Pat the chicken breasts dry with paper towels to ensure crispy skin. Season generously with salt and pepper on both sides.
Heat a large ovenproof skillet over medium-high heat and add olive oil. When the oil shimmers and just starts to smoke, carefully place the chicken breasts skin-side down into the hot pan.
Sear the chicken without moving for about 3 minutes, until the skin is golden brown and crispy. Flip the chicken using tongs and sear the other side for another 1-2 minutes.
Transfer the skillet to a preheated oven at 200°C (400°F) and roast the chicken for 15-20 minutes, until the internal temperature reaches 65°C (150°F).
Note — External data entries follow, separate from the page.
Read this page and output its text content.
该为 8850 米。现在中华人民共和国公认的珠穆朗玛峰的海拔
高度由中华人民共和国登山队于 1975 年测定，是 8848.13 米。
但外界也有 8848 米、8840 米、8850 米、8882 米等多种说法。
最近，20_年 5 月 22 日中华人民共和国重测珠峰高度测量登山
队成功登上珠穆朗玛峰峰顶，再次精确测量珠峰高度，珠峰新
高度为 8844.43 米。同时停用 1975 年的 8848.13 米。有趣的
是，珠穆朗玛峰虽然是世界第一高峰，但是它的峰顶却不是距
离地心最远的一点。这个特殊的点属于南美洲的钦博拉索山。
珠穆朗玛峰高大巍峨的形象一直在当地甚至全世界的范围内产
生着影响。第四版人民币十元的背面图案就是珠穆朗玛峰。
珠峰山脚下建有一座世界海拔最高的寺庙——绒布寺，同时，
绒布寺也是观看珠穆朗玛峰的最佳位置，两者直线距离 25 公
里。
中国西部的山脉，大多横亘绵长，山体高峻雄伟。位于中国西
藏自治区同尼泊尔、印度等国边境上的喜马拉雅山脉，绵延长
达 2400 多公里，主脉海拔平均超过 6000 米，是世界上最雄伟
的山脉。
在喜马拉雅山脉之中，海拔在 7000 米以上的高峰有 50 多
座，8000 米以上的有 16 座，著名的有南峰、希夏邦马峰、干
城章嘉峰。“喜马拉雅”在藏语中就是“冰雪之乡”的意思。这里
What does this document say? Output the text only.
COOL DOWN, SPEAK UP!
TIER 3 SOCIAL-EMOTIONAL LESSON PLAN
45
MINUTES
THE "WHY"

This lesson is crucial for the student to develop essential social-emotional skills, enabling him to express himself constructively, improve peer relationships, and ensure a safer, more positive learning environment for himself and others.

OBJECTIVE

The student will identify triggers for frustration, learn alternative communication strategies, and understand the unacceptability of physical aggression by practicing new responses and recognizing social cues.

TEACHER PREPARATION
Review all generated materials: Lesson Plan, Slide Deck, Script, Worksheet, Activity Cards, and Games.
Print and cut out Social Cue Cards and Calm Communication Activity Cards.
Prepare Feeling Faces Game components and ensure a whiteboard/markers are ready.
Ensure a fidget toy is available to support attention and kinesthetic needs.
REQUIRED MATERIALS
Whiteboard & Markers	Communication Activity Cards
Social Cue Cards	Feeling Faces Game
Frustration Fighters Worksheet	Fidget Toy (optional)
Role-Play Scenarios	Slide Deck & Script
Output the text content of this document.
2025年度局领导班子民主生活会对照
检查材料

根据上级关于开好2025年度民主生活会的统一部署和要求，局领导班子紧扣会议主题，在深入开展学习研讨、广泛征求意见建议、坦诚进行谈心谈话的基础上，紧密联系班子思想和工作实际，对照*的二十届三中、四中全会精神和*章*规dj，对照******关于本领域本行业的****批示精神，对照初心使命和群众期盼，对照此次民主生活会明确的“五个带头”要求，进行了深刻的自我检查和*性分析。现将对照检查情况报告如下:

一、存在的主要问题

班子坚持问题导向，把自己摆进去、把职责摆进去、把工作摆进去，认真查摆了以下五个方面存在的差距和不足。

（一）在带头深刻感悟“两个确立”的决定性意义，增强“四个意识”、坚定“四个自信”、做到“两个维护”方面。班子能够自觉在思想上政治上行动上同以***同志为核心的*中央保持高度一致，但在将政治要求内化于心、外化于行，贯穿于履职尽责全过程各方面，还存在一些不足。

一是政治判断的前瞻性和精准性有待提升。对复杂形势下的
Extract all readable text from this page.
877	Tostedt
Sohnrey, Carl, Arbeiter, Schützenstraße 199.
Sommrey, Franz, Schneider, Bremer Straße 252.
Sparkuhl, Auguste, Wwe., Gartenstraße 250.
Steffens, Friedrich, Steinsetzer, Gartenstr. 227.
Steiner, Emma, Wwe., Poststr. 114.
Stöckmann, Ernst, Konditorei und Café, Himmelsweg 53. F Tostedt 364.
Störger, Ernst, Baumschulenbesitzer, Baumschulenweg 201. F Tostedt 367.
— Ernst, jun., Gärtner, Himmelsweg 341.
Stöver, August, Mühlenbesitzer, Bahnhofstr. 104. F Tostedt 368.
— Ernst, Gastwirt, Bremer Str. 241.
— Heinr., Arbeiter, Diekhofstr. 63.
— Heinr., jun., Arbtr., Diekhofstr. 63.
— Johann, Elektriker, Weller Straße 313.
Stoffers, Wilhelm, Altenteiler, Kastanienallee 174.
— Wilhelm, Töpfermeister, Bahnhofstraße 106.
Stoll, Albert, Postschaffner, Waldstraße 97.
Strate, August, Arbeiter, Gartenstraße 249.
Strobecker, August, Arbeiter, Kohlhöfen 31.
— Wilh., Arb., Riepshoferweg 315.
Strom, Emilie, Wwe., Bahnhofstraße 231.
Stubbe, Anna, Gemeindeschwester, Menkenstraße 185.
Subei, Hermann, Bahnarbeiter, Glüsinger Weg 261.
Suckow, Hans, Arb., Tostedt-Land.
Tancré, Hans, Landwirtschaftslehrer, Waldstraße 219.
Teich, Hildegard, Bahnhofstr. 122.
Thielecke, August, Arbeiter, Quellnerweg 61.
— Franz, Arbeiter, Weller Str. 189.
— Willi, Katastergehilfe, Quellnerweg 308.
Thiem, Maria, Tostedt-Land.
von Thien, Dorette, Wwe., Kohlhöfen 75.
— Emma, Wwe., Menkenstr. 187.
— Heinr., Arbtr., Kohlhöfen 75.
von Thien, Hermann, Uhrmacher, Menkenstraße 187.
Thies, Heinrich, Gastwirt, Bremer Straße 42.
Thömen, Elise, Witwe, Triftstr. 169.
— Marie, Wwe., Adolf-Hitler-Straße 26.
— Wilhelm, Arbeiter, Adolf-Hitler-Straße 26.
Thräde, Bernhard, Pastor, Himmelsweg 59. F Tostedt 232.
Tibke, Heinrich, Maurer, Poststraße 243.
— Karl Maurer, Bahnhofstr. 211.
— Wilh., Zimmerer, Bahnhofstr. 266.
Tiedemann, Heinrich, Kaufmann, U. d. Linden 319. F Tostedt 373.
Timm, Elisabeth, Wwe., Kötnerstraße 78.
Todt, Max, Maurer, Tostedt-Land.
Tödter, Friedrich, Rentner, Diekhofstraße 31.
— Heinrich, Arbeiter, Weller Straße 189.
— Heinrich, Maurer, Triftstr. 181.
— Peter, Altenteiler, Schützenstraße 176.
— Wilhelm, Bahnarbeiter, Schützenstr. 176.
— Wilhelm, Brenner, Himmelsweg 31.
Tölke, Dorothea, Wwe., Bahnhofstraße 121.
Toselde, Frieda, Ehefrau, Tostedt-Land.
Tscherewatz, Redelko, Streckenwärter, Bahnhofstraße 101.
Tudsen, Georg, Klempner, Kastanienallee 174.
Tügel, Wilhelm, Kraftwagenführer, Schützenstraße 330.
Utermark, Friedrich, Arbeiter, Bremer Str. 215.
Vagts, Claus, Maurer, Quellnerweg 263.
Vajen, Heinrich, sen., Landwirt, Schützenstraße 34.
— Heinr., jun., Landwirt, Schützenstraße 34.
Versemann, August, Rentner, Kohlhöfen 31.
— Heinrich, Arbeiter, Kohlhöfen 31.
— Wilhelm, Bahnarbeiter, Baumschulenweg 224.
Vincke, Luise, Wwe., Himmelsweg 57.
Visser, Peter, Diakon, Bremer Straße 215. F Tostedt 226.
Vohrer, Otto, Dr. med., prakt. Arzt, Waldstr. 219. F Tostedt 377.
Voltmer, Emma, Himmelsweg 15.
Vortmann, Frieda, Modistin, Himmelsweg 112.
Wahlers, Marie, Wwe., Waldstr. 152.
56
The meat should be juicy and opaque.
While the chicken roasts, prepare the sauce: in a small bowl, whisk together Dijon mustard and lemon juice. Set aside.
Once cooked, remove the skillet from the oven and transfer the chicken to a plate. Cover loosely with foil and let rest for 5 minutes.
While the chicken rests, pour off excess fat from the skillet, leaving about a tablespoon. Add minced garlic and thyme to the pan, sauté over medium heat until fragrant, about 30 seconds.
Deglaze the pan with the cream, scraping up any browned bits from the bottom. Stir in the Dijon-lemon mixture and simmer gently until the sauce thickens slightly, about 3 minutes.
Slice the rested chicken breasts and arrange them on a serving platter. Spoon the creamy sauce over the top and sprinkle with chopped parsley for a fresh burst of color.
Serve immediately, enjoying the crispy skin, juicy meat, and bright, velvety sauce that ties everything together.